Early broadcast efforts were conducted by Luis Orlando Rodríguez, who later became Minister for the Interior. The first broadcast began with the announcement: "Aquí Radio Rebelde, the voice of the Sierra Maestra, transmitting for all Cuba on the 20-meter band at 5 and 9 pm daily... I'm station director Capt. Luis Orlando Rodríguez."

Later, Carlos Franqui arrived from Miami, United States, to become the movement's overall director of information. Soon, as the fighting intensified, Franqui and the transmitter relocated to Fidel Castro's command post in La Plata, Cuba.

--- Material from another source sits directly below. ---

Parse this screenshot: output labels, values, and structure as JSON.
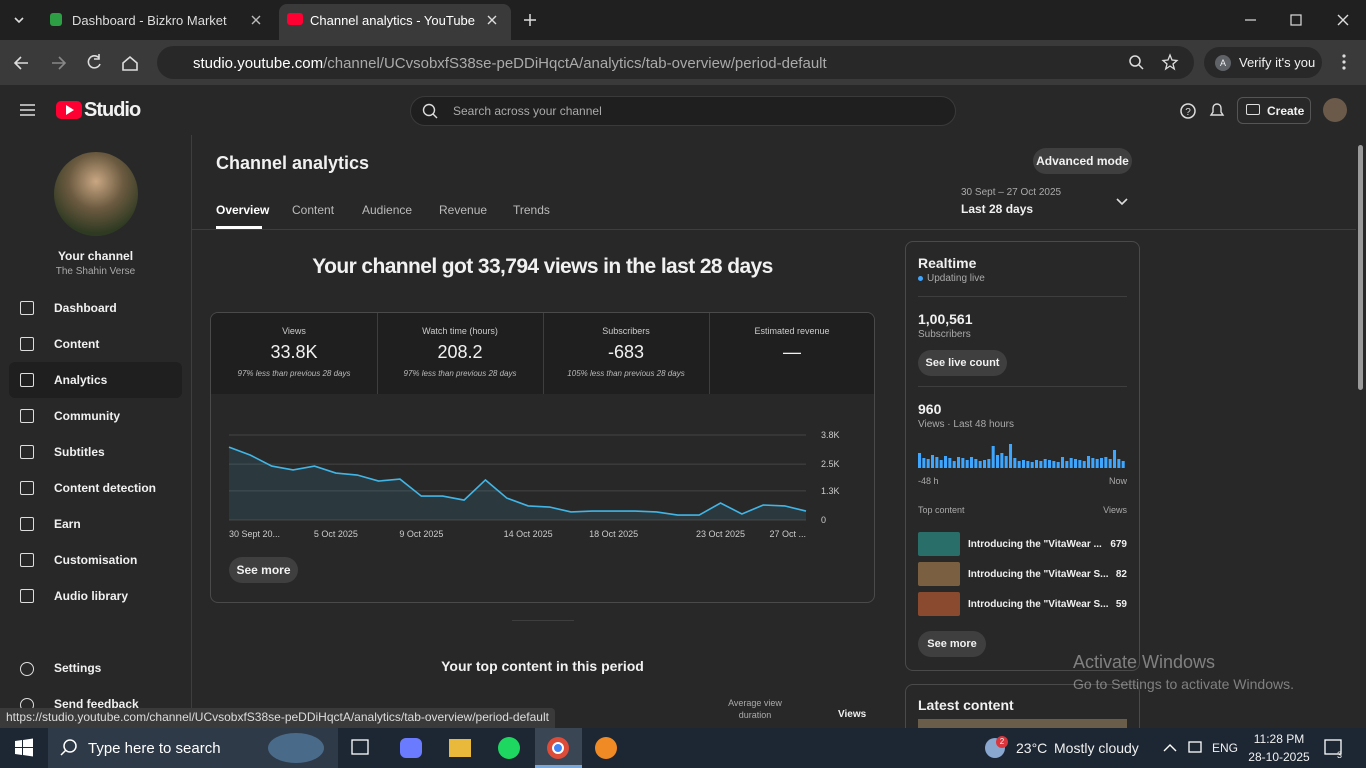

The broadcasts became a vital source of communication due to increased government restrictions on the Cuban press. A new boosted transmitter in La Plata carried lengthy interviews and speeches by Fidel Castro and provided radiotelephone communication between the rebel columns throughout the region. Expansions in rebel numbers and more ambitious military ventures away from the group's base in the Sierra Maestra meant that each fighting column needed its own radio equipment. Eventually 32 Rebelde stations were operating throughout Cuba. The stations broadcast nightly, with each broadcast beginning with the loud declaration "¡Aquí Radio Rebelde!" ("Here's Radio Rebelde!") that has remained the station's trademark salutation to the present day, followed by the Cuban national anthem and the 26th of July hymn.

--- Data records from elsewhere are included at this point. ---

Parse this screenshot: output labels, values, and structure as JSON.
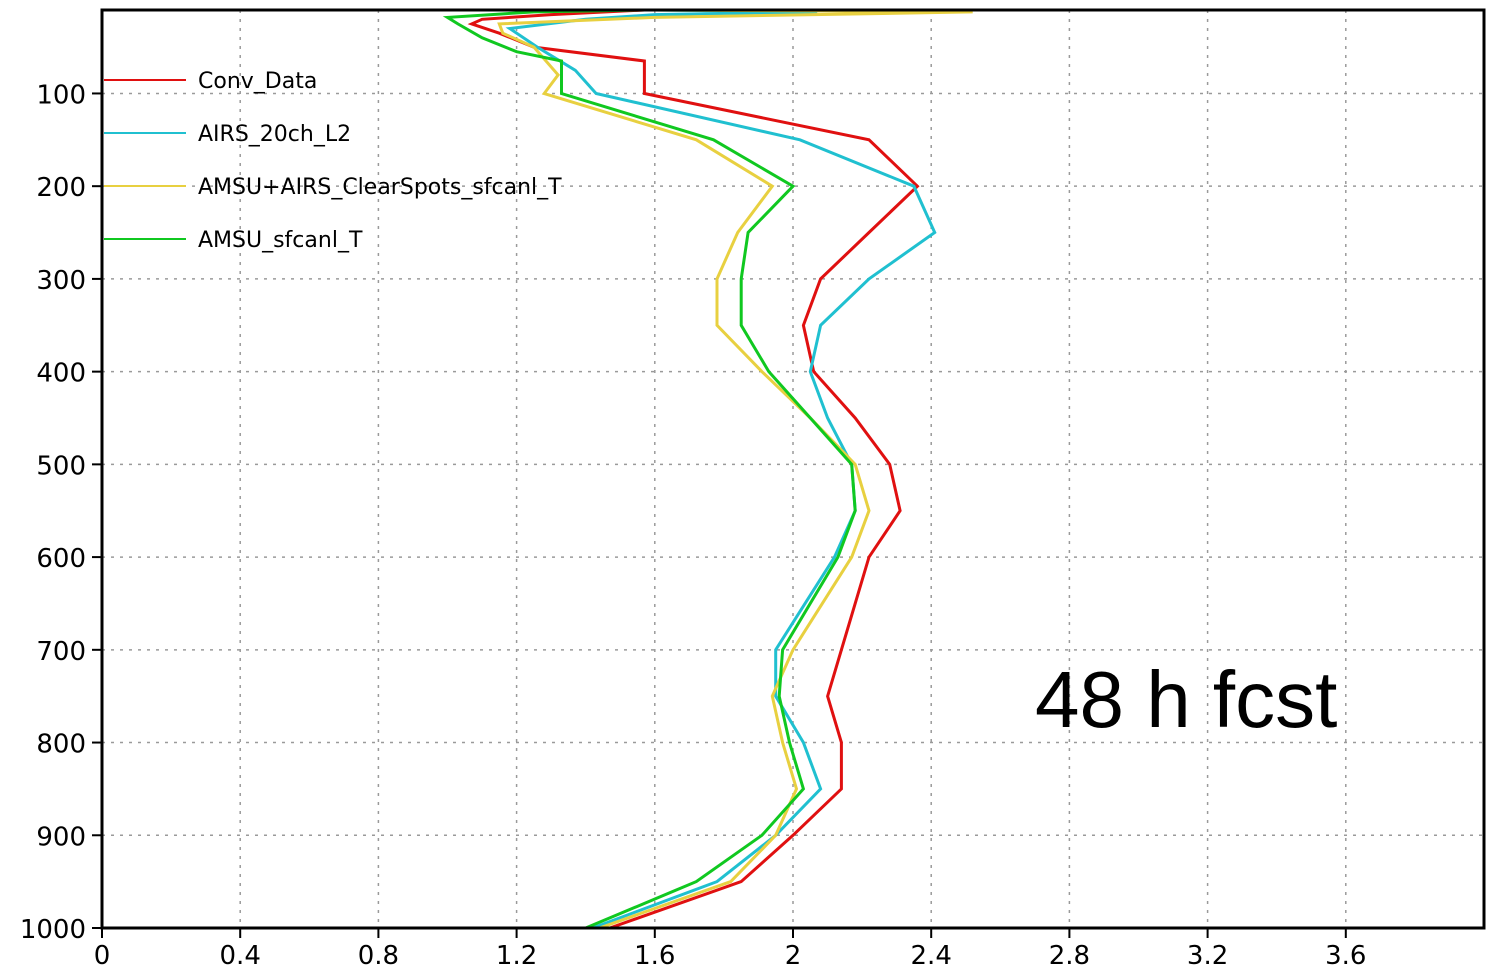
{
  "chart_data": {
    "type": "line",
    "title": "",
    "xlabel": "",
    "ylabel": "",
    "xlim": [
      0,
      4.0
    ],
    "ylim": [
      1000,
      10
    ],
    "y_inverted": true,
    "grid": true,
    "legend_position": "top-left",
    "x_ticks": [
      0,
      0.4,
      0.8,
      1.2,
      1.6,
      2,
      2.4,
      2.8,
      3.2,
      3.6
    ],
    "x_tick_labels": [
      "0",
      "0.4",
      "0.8",
      "1.2",
      "1.6",
      "2",
      "2.4",
      "2.8",
      "3.2",
      "3.6"
    ],
    "y_ticks": [
      100,
      200,
      300,
      400,
      500,
      600,
      700,
      800,
      900,
      1000
    ],
    "y_tick_labels": [
      "100",
      "200",
      "300",
      "400",
      "500",
      "600",
      "700",
      "800",
      "900",
      "1000"
    ],
    "annotation": "48 h fcst",
    "series": [
      {
        "name": "Conv_Data",
        "color": "#e01010",
        "points": [
          [
            1.57,
            10
          ],
          [
            1.3,
            15
          ],
          [
            1.1,
            20
          ],
          [
            1.07,
            25
          ],
          [
            1.15,
            35
          ],
          [
            1.25,
            50
          ],
          [
            1.57,
            65
          ],
          [
            1.57,
            100
          ],
          [
            2.22,
            150
          ],
          [
            2.36,
            200
          ],
          [
            2.22,
            250
          ],
          [
            2.08,
            300
          ],
          [
            2.03,
            350
          ],
          [
            2.06,
            400
          ],
          [
            2.18,
            450
          ],
          [
            2.28,
            500
          ],
          [
            2.31,
            550
          ],
          [
            2.22,
            600
          ],
          [
            2.14,
            700
          ],
          [
            2.1,
            750
          ],
          [
            2.14,
            800
          ],
          [
            2.14,
            850
          ],
          [
            2.0,
            900
          ],
          [
            1.85,
            950
          ],
          [
            1.47,
            1000
          ]
        ]
      },
      {
        "name": "AIRS_20ch_L2",
        "color": "#20c0d0",
        "points": [
          [
            1.6,
            10
          ],
          [
            2.07,
            12
          ],
          [
            1.6,
            15
          ],
          [
            1.4,
            20
          ],
          [
            1.18,
            30
          ],
          [
            1.26,
            50
          ],
          [
            1.37,
            75
          ],
          [
            1.43,
            100
          ],
          [
            2.02,
            150
          ],
          [
            2.35,
            200
          ],
          [
            2.41,
            250
          ],
          [
            2.22,
            300
          ],
          [
            2.08,
            350
          ],
          [
            2.05,
            400
          ],
          [
            2.1,
            450
          ],
          [
            2.17,
            500
          ],
          [
            2.18,
            550
          ],
          [
            2.12,
            600
          ],
          [
            1.95,
            700
          ],
          [
            1.95,
            750
          ],
          [
            2.03,
            800
          ],
          [
            2.08,
            850
          ],
          [
            1.95,
            900
          ],
          [
            1.78,
            950
          ],
          [
            1.42,
            1000
          ]
        ]
      },
      {
        "name": "AMSU+AIRS_ClearSpots_sfcanl_T",
        "color": "#e8d040",
        "points": [
          [
            1.58,
            10
          ],
          [
            2.52,
            12
          ],
          [
            1.6,
            18
          ],
          [
            1.15,
            25
          ],
          [
            1.16,
            35
          ],
          [
            1.25,
            50
          ],
          [
            1.32,
            80
          ],
          [
            1.28,
            100
          ],
          [
            1.72,
            150
          ],
          [
            1.94,
            200
          ],
          [
            1.84,
            250
          ],
          [
            1.78,
            300
          ],
          [
            1.78,
            350
          ],
          [
            1.91,
            400
          ],
          [
            2.05,
            450
          ],
          [
            2.18,
            500
          ],
          [
            2.22,
            550
          ],
          [
            2.17,
            600
          ],
          [
            2.0,
            700
          ],
          [
            1.94,
            750
          ],
          [
            1.97,
            800
          ],
          [
            2.01,
            850
          ],
          [
            1.95,
            900
          ],
          [
            1.82,
            950
          ],
          [
            1.44,
            1000
          ]
        ]
      },
      {
        "name": "AMSU_sfcanl_T",
        "color": "#10c820",
        "points": [
          [
            1.57,
            10
          ],
          [
            1.25,
            12
          ],
          [
            1.0,
            18
          ],
          [
            1.03,
            25
          ],
          [
            1.1,
            40
          ],
          [
            1.2,
            55
          ],
          [
            1.33,
            65
          ],
          [
            1.33,
            100
          ],
          [
            1.77,
            150
          ],
          [
            2.0,
            200
          ],
          [
            1.87,
            250
          ],
          [
            1.85,
            300
          ],
          [
            1.85,
            350
          ],
          [
            1.93,
            400
          ],
          [
            2.05,
            450
          ],
          [
            2.17,
            500
          ],
          [
            2.18,
            550
          ],
          [
            2.13,
            600
          ],
          [
            1.97,
            700
          ],
          [
            1.96,
            750
          ],
          [
            1.99,
            800
          ],
          [
            2.03,
            850
          ],
          [
            1.91,
            900
          ],
          [
            1.72,
            950
          ],
          [
            1.4,
            1000
          ]
        ]
      }
    ]
  }
}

On April 9, 1958, the station broadcast calls for the nation's workers to join in a general strike. Rebelde also broadcast the first reports that Guevara's column had taken Santa Clara on New Year's Eve 1958, and on the first morning of the new year Castro broadcast a call for another general strike. During the transmission he rejected any attempts by the Cuban military to replace Fulgencio Batista by a coup d'état and urged his revolutionary force to press on to the cities of Havana and Santiago. His final words were "¡Revolución Sí, Golpe Militar No!" (Revolution Yes, Military coup No!). Within hours the army had surrendered in full. In turn, Venezuelan stations Radio Rumbos and Radio Continent retransmitted the war reports of Radio Rebelde so that listeners would be informed of the advances of the Castro guerillas and the setbacks of the dictator Batista.